From an EMS standpoint, airway is fine, vitals are fine, patient looks fine = patient is fine, I see an ER discharge after sitting for a couple hours, clear chest X-ray, good vitals, reccomendation to follow up with Family practice doc regarding BP
 
" Honestly I would be thinking a piece of food that she didn't swallow all the way at lunch, caused some coughing or SOB"
(facepalm) I didn't think of that.

Does she have dysphagia, not with pain, but with difficulty getting food to go down? (Lazy esophagus). A little side salad could get her coughing for an hour or more, and with coughing comes valsalva etc. Maybe even gastroesophageal (GE) reflux.
 
" Honestly I would be thinking a piece of food that she didn't swallow all the way at lunch, caused some coughing or SOB"
(facepalm) I didn't think of that.

Does she have dysphagia, not with pain, but with difficulty getting food to go down? (Lazy esophagus). A little side salad could get her coughing for an hour or more, and with coughing comes valsalva etc. Maybe even gastroesophageal (GE) reflux.
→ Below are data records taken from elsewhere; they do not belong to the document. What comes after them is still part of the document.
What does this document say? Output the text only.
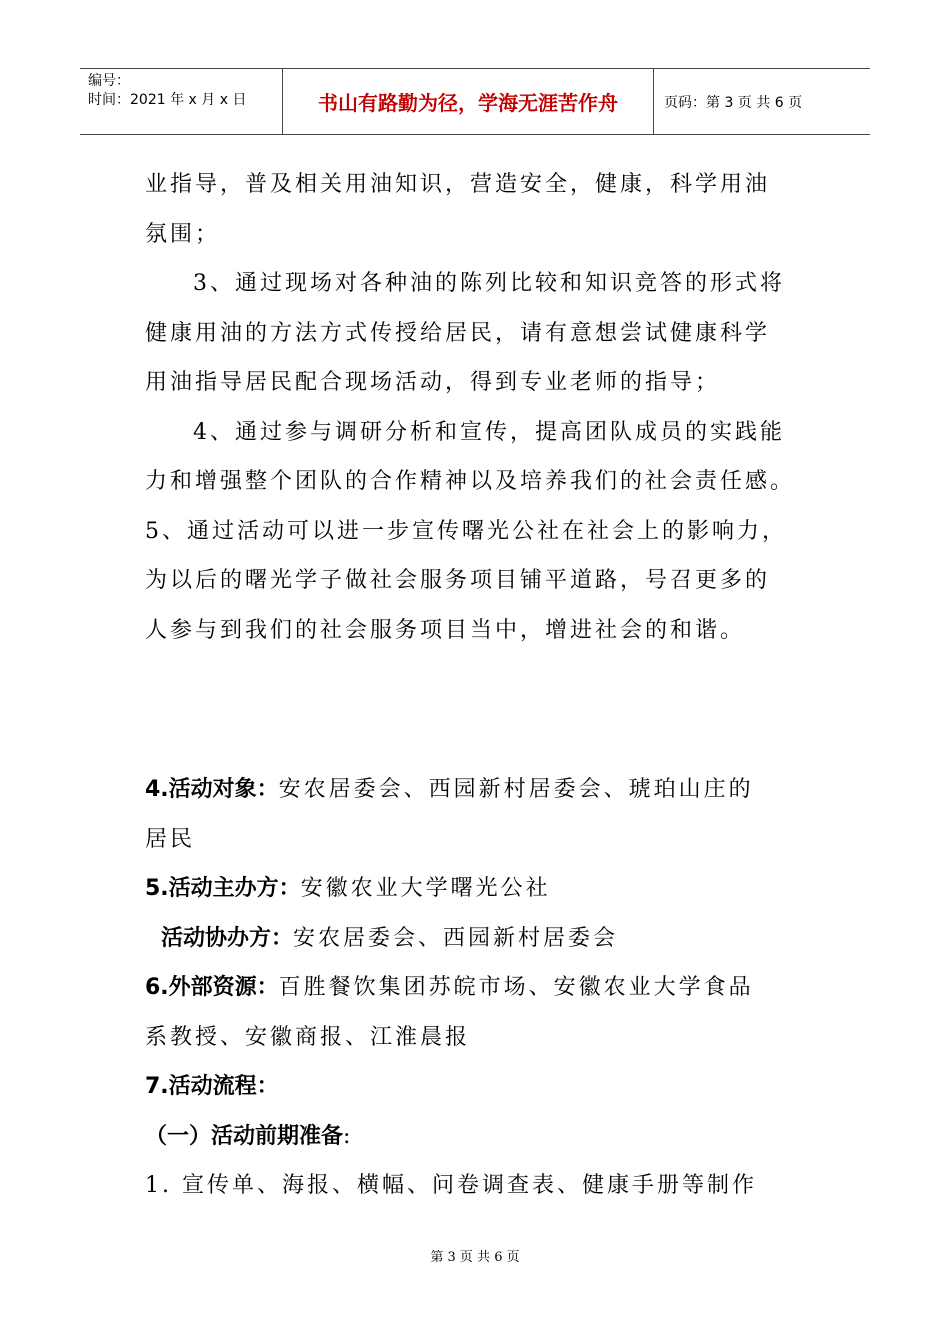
编号：
时间：2021 年 x 月 x 日	书山有路勤为径，学海无涯苦作舟	页码：第 3 页 共 6 页
业指导，普及相关用油知识，营造安全，健康，科学用油
氛围；
3、通过现场对各种油的陈列比较和知识竞答的形式将
健康用油的方法方式传授给居民，请有意想尝试健康科学
用油指导居民配合现场活动，得到专业老师的指导；
4、通过参与调研分析和宣传，提高团队成员的实践能
力和增强整个团队的合作精神以及培养我们的社会责任感。
5、通过活动可以进一步宣传曙光公社在社会上的影响力，
为以后的曙光学子做社会服务项目铺平道路，号召更多的
人参与到我们的社会服务项目当中，增进社会的和谐。
4.活动对象：安农居委会、西园新村居委会、琥珀山庄的
居民
5.活动主办方：安徽农业大学曙光公社
活动协办方：安农居委会、西园新村居委会
6.外部资源：百胜餐饮集团苏皖市场、安徽农业大学食品
系教授、安徽商报、江淮晨报
7.活动流程：
（一）活动前期准备:
1. 宣传单、海报、横幅、问卷调查表、健康手册等制作
第 3 页 共 6 页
They are really beating it into us in P-class right now. Exhaust ALL "BLS" solutions before even thinking about ALS stuff. They then follow that up by saying, Exhaust ALL "even an idiot would think of that, common sense" solutions before considering BLS solutions.

:P
 
I didn't treat anything because the patient was asymptomatic with me, triage MICN ordered an EKG because of the PVCs, found to have a undertmined age NSTEMI, unknown what follow up care was done.
 
I didn't treat anything because the patient was asymptomatic with me, triage MICN ordered an EKG because of the PVCs, found to have a undertmined age NSTEMI, unknown what follow up care was done.

also as a side note I have tried to get the bug off my screen multiple times <_<


I actually put my hand on my screen last night :P
 
Damn it boys you are too good, you beat me to saying her cough was from ACE inhibitor!

I hear that some people who get a cough from ACE inhibitors are now being put on angiotensin receptor blockers such as -sartin drugs.
 
Have a protocol for cough syrup?
 
Opioids are cough suppressants. Includes Vicodin.